What is The Weekend Assignment? The purpose of this blog series is to create a casual and fun learning environment where we all can explore a topic/theme each weekend and through the week.

Each blog will set a new topic/theme and then share what we all learned from the previous assignment.

The assignment for this weekend is focused on the theme of space. You can approach the theme from any angle. For example, you could explore how all the stars in the sky are a glimpse into the past. Or you could explore how stars were used to help sailors navigate the seas. The avenues for exploration are endless.
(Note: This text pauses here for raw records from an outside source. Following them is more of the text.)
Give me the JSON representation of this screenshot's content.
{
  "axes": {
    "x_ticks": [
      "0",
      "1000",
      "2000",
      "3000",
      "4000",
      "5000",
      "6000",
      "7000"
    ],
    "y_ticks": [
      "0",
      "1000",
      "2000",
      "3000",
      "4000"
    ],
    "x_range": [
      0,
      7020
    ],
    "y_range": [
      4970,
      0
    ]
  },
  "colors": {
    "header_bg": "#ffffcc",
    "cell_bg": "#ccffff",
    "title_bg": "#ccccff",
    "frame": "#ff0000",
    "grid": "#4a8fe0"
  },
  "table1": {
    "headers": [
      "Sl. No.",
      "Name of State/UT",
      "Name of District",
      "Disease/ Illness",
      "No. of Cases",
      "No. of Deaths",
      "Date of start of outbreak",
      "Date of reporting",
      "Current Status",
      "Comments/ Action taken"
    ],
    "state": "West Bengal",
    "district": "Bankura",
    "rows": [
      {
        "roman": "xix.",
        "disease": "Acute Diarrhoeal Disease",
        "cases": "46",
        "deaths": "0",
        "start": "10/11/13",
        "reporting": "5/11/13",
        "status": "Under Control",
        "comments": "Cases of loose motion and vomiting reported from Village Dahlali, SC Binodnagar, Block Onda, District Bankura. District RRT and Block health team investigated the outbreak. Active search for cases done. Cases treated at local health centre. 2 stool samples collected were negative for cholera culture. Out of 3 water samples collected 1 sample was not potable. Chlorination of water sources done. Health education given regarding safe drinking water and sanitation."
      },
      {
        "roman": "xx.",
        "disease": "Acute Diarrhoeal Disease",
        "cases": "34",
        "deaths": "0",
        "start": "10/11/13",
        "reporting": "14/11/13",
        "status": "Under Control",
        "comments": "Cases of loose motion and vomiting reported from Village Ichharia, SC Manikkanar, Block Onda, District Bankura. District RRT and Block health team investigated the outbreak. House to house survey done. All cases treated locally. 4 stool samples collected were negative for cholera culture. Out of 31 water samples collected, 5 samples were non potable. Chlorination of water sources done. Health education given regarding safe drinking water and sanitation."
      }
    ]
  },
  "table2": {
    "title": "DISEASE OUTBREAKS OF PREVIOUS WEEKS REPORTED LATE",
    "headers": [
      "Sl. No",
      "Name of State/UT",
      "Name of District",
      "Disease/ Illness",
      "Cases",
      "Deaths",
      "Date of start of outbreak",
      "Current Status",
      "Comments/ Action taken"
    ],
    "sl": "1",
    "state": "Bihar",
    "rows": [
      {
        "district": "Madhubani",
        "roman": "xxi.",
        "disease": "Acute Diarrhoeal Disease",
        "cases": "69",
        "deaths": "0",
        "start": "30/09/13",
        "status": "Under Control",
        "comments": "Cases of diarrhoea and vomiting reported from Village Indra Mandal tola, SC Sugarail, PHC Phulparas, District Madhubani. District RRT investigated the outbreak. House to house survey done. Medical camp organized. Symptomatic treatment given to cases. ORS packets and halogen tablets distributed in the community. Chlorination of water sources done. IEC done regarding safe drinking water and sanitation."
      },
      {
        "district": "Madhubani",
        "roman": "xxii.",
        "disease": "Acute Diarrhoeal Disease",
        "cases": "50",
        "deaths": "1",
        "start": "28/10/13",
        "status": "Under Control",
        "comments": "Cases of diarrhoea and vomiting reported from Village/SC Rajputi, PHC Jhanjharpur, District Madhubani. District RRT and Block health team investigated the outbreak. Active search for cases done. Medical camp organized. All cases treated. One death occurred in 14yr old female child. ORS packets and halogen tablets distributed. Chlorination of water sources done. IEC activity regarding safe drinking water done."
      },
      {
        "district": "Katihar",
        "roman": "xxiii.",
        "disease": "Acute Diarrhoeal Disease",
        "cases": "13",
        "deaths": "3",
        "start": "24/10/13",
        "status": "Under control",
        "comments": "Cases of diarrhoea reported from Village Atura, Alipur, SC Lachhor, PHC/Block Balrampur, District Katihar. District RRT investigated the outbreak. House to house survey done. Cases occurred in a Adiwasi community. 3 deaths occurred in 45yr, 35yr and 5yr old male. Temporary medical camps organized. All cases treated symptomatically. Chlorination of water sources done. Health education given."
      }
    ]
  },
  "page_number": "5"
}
Now let’s explore the previous assignment on calendars.

Cal·en·dar
/ˈkaləndər/
Noun
a chart or series of pages showing the days, weeks, and months of a particular year, or giving particular seasonal information.

The word calendar comes from the latin word calends, which was the name for the first day of every month in the Roman Calendar. The word signified the beginning of a new lunar cycle and was set as a day where all debts must be paid. The debts were kept in kalendaria, essentially the Roman version of an accounting book.

The earliest forms of timekeeping involved tracking of the movements of the sun and the moon, but it wasn’t until the bronze age that we got the first recorded evidence of calendars. This came at the same time as the development of writing.

There were many areas of ancient society that used calendars, but it was most useful in helping farmers keep track of time so they could plan their planting and harvesting seasons.

Calendars have since moved from physical objects into the digital world of computing, but calendars and computers once caused a big issue.

During the turn of the century there was a fear that the formatting and storage of calendar data on computers would be corrupted, the issue was called the Y2K Problem or the Millennium Bug. A lot of date formats in computers noted the year only using the last two digits and it was feared that computers would record the year 2000 (00) as 1900 (00).

I hope you have a great weekend with fun events on your calendar, but don’t forget to have fun exploring the theme of space in between.